We continued talking and walked to our cars. I wondered, and hoped, that we would really stay friends. And we have. I think we’re actually closer than we were when we were dating. We talk on the phone regularly, text our triumphs and ‘how you doing’s to each other often. We hang out, and true friend that he is, he helped me move this past weekend. We’ve had dinner and great, interesting conversations. I feel like I’m more myself around him than ever, because just like any other friend, I figure he’ll figure my faults and flaws. I don’t fear judgment. I can roll over to his place sans make-up and not give a crap since we’re just friends anyways.

And while the FB card is definitely on the table, I’ve filed it away for a rainy day. Today I’m totally cool being good friends.

Note: Hereto forward, GIBS will be known as GIWS (Guy I Was Seeing).

Good Work Life = Good Sex Life

Thursday, April 3rd, 2008

Recently my career life has taken off in unexpected ways. I got a raise at work. My IT consultancy has a steady, dedicated customer, and plans for increasing the client base are going well. My blog site, WorkLoveLife.com, has skyrocketed within the past two weeks, with traffic increasing exponentially.

I was riding a huge wave, and suddenly I exuded confidence in a way I never have. My newfound success gave me a sense of poise that spilled over into other areas of my life. Why not upgrade to a nicer apartment on the beach when my lease is up in a month? I’ve earned it. Why not gun forward on that project at work? I know it will work.

Here’s a not-so-secretive secret about confidence. Not only does it dramatically increase your odds of getting what you want, but it does wonders for your sex life. Self-confidence is sexy. Someone who knows what she or he wants and goes after it is, well, hot. There are no two ways about it.

I read a blog recently about why you actually want to date a player (hat tip: HoneyAndLance). A lot of it has to do with self-confidence. I have to admit by the end of the post I realized that the guy I’ve been seeing is sort of a player.
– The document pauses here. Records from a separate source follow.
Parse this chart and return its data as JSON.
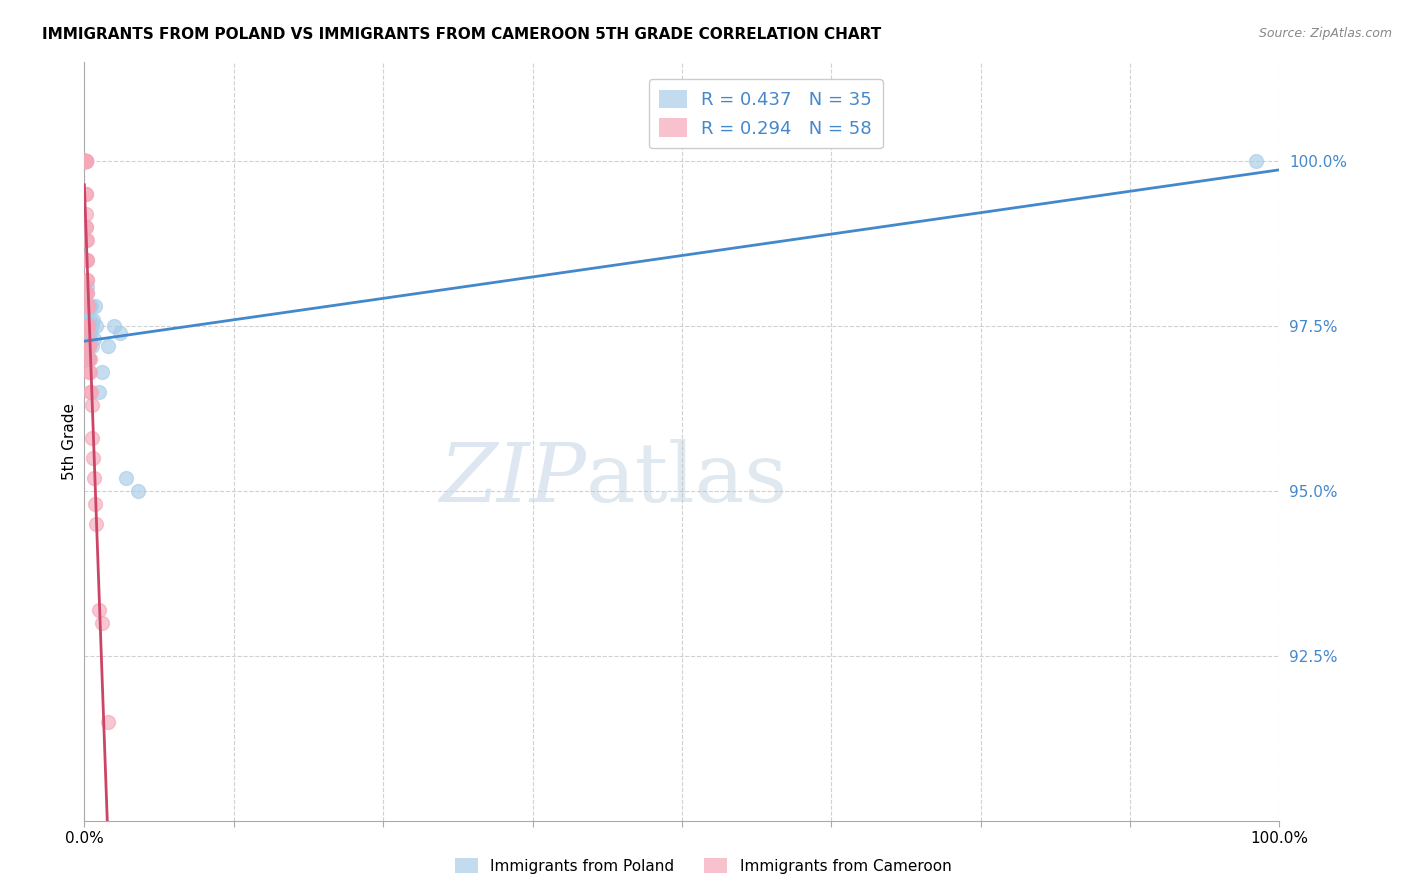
{
  "title": "IMMIGRANTS FROM POLAND VS IMMIGRANTS FROM CAMEROON 5TH GRADE CORRELATION CHART",
  "source": "Source: ZipAtlas.com",
  "ylabel": "5th Grade",
  "xlim": [
    0.0,
    100.0
  ],
  "ylim": [
    90.0,
    101.5
  ],
  "yticks": [
    92.5,
    95.0,
    97.5,
    100.0
  ],
  "ytick_labels": [
    "92.5%",
    "95.0%",
    "97.5%",
    "100.0%"
  ],
  "poland_R": 0.437,
  "poland_N": 35,
  "cameroon_R": 0.294,
  "cameroon_N": 58,
  "poland_color": "#a8cce8",
  "cameroon_color": "#f4a8b8",
  "poland_line_color": "#4488cc",
  "cameroon_line_color": "#cc4466",
  "background_color": "#ffffff",
  "watermark_zip": "ZIP",
  "watermark_atlas": "atlas",
  "poland_x": [
    0.05,
    0.07,
    0.08,
    0.1,
    0.12,
    0.15,
    0.18,
    0.2,
    0.22,
    0.25,
    0.28,
    0.3,
    0.32,
    0.35,
    0.38,
    0.4,
    0.42,
    0.45,
    0.48,
    0.5,
    0.55,
    0.6,
    0.65,
    0.7,
    0.8,
    0.9,
    1.0,
    1.2,
    1.5,
    2.0,
    2.5,
    3.0,
    3.5,
    4.5,
    98.0
  ],
  "poland_y": [
    97.5,
    98.0,
    97.8,
    97.3,
    97.2,
    97.6,
    98.1,
    97.4,
    97.5,
    97.3,
    97.0,
    97.8,
    97.2,
    97.5,
    97.0,
    97.2,
    97.8,
    97.3,
    97.6,
    97.4,
    97.8,
    97.5,
    97.2,
    97.6,
    97.3,
    97.8,
    97.5,
    96.5,
    96.8,
    97.2,
    97.5,
    97.4,
    95.2,
    95.0,
    100.0
  ],
  "cameroon_x": [
    0.03,
    0.05,
    0.06,
    0.08,
    0.09,
    0.1,
    0.11,
    0.12,
    0.13,
    0.14,
    0.15,
    0.16,
    0.17,
    0.18,
    0.19,
    0.2,
    0.22,
    0.25,
    0.27,
    0.3,
    0.32,
    0.35,
    0.38,
    0.4,
    0.42,
    0.45,
    0.48,
    0.5,
    0.55,
    0.6,
    0.65,
    0.7,
    0.8,
    0.9,
    1.0,
    1.2,
    1.5,
    2.0,
    0.05,
    0.07,
    0.09,
    0.11,
    0.13,
    0.15,
    0.17,
    0.2,
    0.25,
    0.3,
    0.35,
    0.04,
    0.06,
    0.08,
    0.12,
    0.18,
    0.22,
    0.28,
    0.32,
    0.1
  ],
  "cameroon_y": [
    100.0,
    100.0,
    100.0,
    100.0,
    100.0,
    100.0,
    100.0,
    100.0,
    100.0,
    99.5,
    99.2,
    99.0,
    98.8,
    98.5,
    98.5,
    98.2,
    98.0,
    97.8,
    97.8,
    97.5,
    97.5,
    97.3,
    97.2,
    97.2,
    97.0,
    97.0,
    96.8,
    96.5,
    96.5,
    96.3,
    95.8,
    95.5,
    95.2,
    94.8,
    94.5,
    93.2,
    93.0,
    91.5,
    100.0,
    100.0,
    100.0,
    100.0,
    100.0,
    99.0,
    98.5,
    98.0,
    97.5,
    97.0,
    96.8,
    100.0,
    100.0,
    100.0,
    99.5,
    98.8,
    98.2,
    97.8,
    97.2,
    97.5
  ],
  "poland_trend_x": [
    0.0,
    100.0
  ],
  "cameroon_trend_x": [
    0.0,
    2.0
  ]
}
And I like it. I love that he’s confident, self-assured and comfortable in social situations.

I didn’t make the correlation between career and sexual confidence until recently. Given the number of deaths and illnesses in my life recently, let’s just say I haven’t exactly been feeling it. Something snapped on Saturday though. After looking at a fabulous 1-bedroom condo on the beach and deciding to take it, I was riding high. I went shopping and after realizing that all the running had paid off in the loss of both a jean size and a shirt size, I asked myself why I shouldn’t go all out on the weekly Saturday night dance-a-thon. Some cherry-red lipgloss and a new pair of jeans later, I knew I was looking good. More than that, I was feeling good. I was rocking it.
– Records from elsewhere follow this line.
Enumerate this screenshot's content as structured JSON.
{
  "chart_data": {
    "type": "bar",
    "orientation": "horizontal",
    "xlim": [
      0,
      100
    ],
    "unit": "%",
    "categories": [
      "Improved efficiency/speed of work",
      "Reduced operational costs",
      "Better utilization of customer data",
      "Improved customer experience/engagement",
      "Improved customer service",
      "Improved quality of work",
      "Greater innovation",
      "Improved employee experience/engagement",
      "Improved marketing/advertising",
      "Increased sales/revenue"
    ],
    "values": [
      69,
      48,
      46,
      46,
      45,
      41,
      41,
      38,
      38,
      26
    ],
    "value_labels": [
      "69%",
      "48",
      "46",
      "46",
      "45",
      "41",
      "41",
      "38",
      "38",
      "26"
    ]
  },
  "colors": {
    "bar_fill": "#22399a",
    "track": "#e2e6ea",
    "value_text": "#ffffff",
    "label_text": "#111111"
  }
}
One problem. The guy I was seeing said earlier that day he wasn’t game for going out. Exuding a confidence he was unaccustomed to seeing in me, I messaged him: “You should reconsider. I’m looking pretty damn good tonight.” Some more flirty text messaging ensued (totally out-of-character for me), and before long I had him: “We’re on our way.”

Don’t feel too bad for him. He knew what I was up to from text message #1. That didn’t matter – what got him was the surprising new attitude I wore. It was clear that I knew what I wanted that night and that I went after it. It was a turn on, not just for him, but for me too. I wasn’t nervous, anxious, distracted, or busy trying to decipher whether or not he was thinking the same thing I was. I had my eyes on the prize.

The interesting thing is that I always thought that this wasn’t part of my make-up. That in order to be one of those sexy, confident women, I would have to act, play a part. The truth is nothing has come more naturally.

A warning here. It goes without saying that over-confidence is decidedly unsexy. Take it too far and you’ll come off arrogant, stuck-up, better-than or all of the above. Not hot.